Can you give me your opinion abou this proof, please?

Question

Some months ago I posted the question at

http://answers.yahoo.com/question/index;_ylt=AiIJp41Ma4ni_sOh.AnJaR7J6gt.;_ylv=3?qid=20070326151241AAxToH1

involving condensation points of R. In the additional details of this question I gave my proof to the posted assertion, correcting some mistakes. I'd like you, if you into these things, to give me your opinion about my proof, please.

In addition, I propose an interesting problem: Show that, if A is an uncountable subset of R, then A contains a subset S with the in-between property, that is, for every s1 and s2 in S, there is s3 in S between s1 and s2.

In order to avoid those vacuoulsly true statements, S must contain at least 2 elements (otherwise, any subset {s} would satisfy the condition).

Thank you

Ok, let's see a proof. Let M be a separable metric space, A an uncountable subset od A and C the set of all condensation points of A (each a
in A has a neighborhood which contains uncountably many elements of A).
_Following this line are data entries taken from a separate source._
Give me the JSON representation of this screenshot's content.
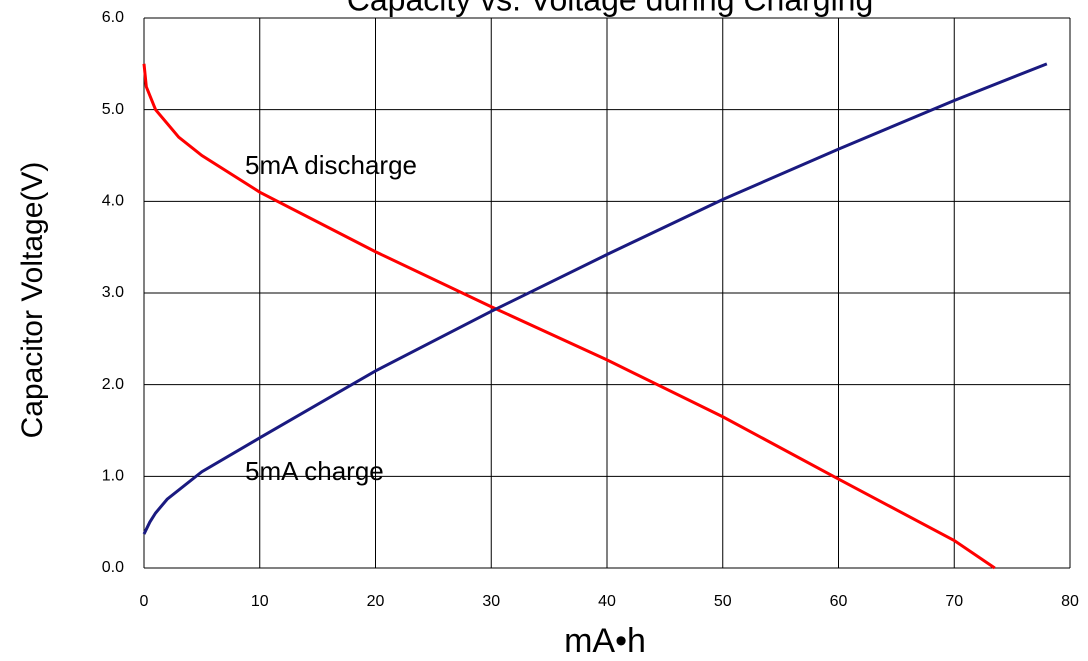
{
  "chart_data": {
    "type": "line",
    "title": "Capacity vs. Voltage during Charging",
    "x_label": "mA•h",
    "y_label": "Capacitor Voltage(V)",
    "xlim": [
      0,
      80
    ],
    "xticks": [
      0,
      10,
      20,
      30,
      40,
      50,
      60,
      70,
      80
    ],
    "ylim": [
      0,
      6
    ],
    "yticks": [
      {
        "value": 0,
        "label": "0.0"
      },
      {
        "value": 1,
        "label": "1.0"
      },
      {
        "value": 2,
        "label": "2.0"
      },
      {
        "value": 3,
        "label": "3.0"
      },
      {
        "value": 4,
        "label": "4.0"
      },
      {
        "value": 5,
        "label": "5.0"
      },
      {
        "value": 6,
        "label": "6.0"
      }
    ],
    "grid": true,
    "series": [
      {
        "name": "5mA discharge",
        "color": "#ff0000",
        "x": [
          0,
          0.2,
          1,
          3,
          5,
          10,
          20,
          30,
          40,
          50,
          60,
          70,
          73.5
        ],
        "values": [
          5.5,
          5.25,
          5.0,
          4.7,
          4.5,
          4.1,
          3.45,
          2.85,
          2.27,
          1.65,
          0.97,
          0.3,
          0.0
        ]
      },
      {
        "name": "5mA charge",
        "color": "#1a1a80",
        "x": [
          0,
          0.5,
          1,
          2,
          5,
          10,
          20,
          30,
          40,
          50,
          60,
          70,
          78
        ],
        "values": [
          0.37,
          0.5,
          0.6,
          0.75,
          1.05,
          1.42,
          2.15,
          2.8,
          3.42,
          4.02,
          4.57,
          5.1,
          5.5
        ]
      }
    ]
  }
}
Then, since M is separable, M has a countable topological basis {B1, B2...B_n...}. Put W = {intersection of all B_n that contains only countably many elements of A}

Lemma: W = C'

Proof:
If w is in W, then w is in some basic neighborhood B_m that intersects A according to only countably many elements. It follows w is not a condensation point of A and, therefore, w is in C'. Hence, W is subset of C'

If w is in C', then w is not a condensation point of A and, therefore, lies in some neighborhood - hence in a basic neighborhood B_m - whose intersection with A is countable. From the definition of W, it follows w is in W. Hence, C' is subset of W, completing the proof of the Lemma.
(to be continued)

(continued)
Now, we observe that W inter A is given by Union (B_n_k Inter A), where B_n_k is a subcollection of the basic neighborhoods. So, W inter A = C' Inter A is given by a countable union of countable sets, which implies it's countable. Since A is uncountable, an immediate consequence is that C inter A is uncountable. That is, the set of condensation points of A that belongs to A is uncountable. Of course C is uncountable, too.
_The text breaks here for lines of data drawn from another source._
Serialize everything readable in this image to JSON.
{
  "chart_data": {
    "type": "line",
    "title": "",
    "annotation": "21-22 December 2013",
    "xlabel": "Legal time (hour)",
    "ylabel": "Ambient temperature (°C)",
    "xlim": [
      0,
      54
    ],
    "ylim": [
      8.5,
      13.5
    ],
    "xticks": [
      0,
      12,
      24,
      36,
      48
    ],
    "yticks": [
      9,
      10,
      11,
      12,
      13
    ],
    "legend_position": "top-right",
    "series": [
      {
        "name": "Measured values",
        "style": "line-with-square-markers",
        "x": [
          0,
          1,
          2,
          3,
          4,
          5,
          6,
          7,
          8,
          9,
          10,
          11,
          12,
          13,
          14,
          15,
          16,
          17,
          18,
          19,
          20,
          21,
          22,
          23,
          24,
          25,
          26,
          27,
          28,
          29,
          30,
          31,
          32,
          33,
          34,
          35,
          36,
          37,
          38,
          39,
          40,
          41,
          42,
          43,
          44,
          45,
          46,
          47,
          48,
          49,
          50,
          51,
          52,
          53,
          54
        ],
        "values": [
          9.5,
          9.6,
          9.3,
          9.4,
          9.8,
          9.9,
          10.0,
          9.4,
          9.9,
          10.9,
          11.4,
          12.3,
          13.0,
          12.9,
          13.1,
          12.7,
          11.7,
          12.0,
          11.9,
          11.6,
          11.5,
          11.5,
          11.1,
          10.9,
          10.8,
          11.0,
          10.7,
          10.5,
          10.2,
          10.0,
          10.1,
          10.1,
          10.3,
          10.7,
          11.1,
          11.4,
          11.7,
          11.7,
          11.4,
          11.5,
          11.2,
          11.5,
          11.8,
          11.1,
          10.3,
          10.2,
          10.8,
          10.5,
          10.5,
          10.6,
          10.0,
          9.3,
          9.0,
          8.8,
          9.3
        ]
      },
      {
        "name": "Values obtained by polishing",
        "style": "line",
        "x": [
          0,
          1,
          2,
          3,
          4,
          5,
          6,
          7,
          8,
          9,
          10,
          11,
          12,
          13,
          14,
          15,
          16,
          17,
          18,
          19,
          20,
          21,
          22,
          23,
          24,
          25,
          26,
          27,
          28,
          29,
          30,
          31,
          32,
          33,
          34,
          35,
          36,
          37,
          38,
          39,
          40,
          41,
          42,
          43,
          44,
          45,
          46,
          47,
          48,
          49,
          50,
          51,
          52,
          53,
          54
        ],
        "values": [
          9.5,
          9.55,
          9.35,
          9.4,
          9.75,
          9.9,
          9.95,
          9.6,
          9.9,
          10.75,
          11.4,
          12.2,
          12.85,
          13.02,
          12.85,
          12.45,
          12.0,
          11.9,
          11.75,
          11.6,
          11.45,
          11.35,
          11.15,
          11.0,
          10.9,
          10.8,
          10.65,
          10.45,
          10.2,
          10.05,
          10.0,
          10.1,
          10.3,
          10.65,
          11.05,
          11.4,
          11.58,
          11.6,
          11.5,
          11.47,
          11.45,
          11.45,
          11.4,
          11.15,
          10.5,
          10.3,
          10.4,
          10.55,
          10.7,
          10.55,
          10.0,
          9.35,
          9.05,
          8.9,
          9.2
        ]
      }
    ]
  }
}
In the case of separable metric spaces, an easy way to see C is closed is observing that, being given by an union of open sets, C' is open. So, C is closed.
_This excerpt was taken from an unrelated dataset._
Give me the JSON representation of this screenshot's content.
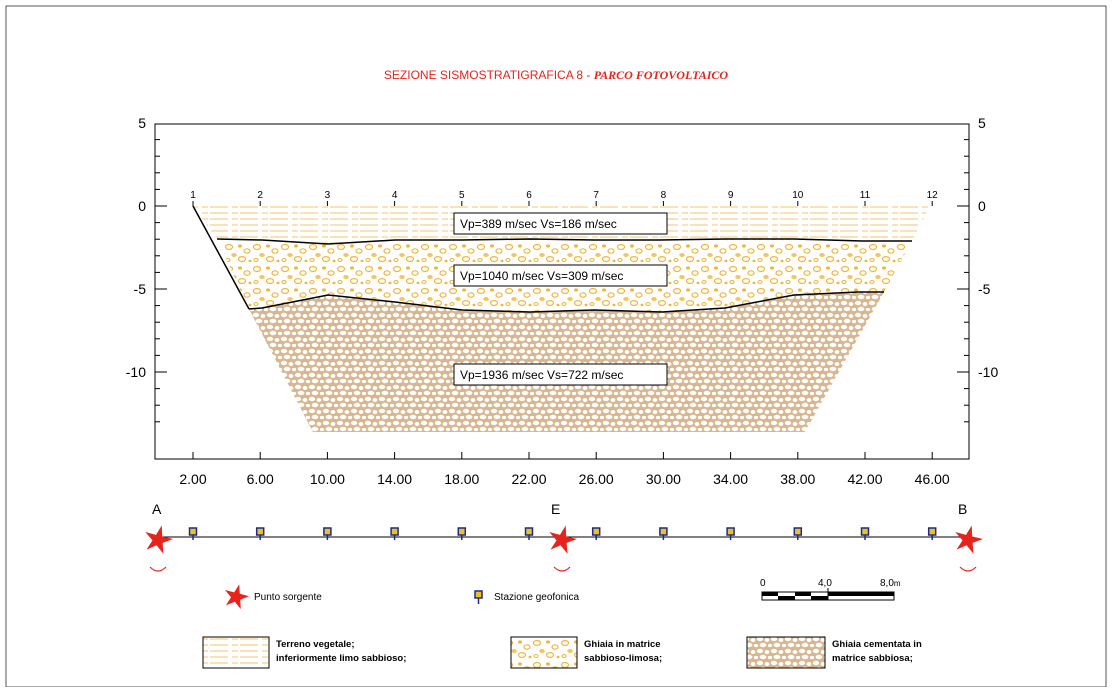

But this is not restricted to separable metric spaces. In any topological space, if c is in C' then c has a neighborhood V that contains ns only countably elements of A. Since V is a neighborhood of each of its elements, this is true for every v of V, so that V is in C'. This shows every element of C' is an interior point, so that C' is open and C is closed.

In the case of R, B is uncountable and U is countable. B doesn't have to be open and U doesn't have to be closed. But, as we've seen in the general case, C = B union U is closed.

A TYPO: W is the union, not the intersection, of course, of the B_n whose intersection with A is countable. Sorry.

CLARiFYING:

If T is any topological space and A is a subset of T, we say x is a condensation point of A if every neighborhood of x contains uncountaby many elements of A. Like in the case of accumulation points, x doesn't need to be in A.

In the case of R, an ordered field, we also have unilateral and bilateral condensation points.

Examples.

1 is condensation pont of (0,1) and of [0,1]. In both cases, an unilateral condensation point.

1/2 is a bilateral condensation point of (0,1) and of course of [0,1]. It's also a bilateral condensation point of [0, 1/2) U (1/2 , 1].

0 is an accumulation point, but not a condensation point, of {1, 1/2, 1/3,....1/n....}

If a topological space T has a countable topological base (which includes the case of separable metric or metrizable spaces), A is an uncountable subset of A and C is the set of condensation points of A, the C is uncountable.

Answer 1

@Steiner:
It is generally bad form to mix definitions as you did in your proof. M being separable has nothing to do with your proof; it is the fact that M is second countable that matters. Yes, being separable and second-countable are equivalent for metric spaces, but since your proof is topological in nature, there is no reason to make extraneous assumptions. Simply say "M is second-countable".

Steve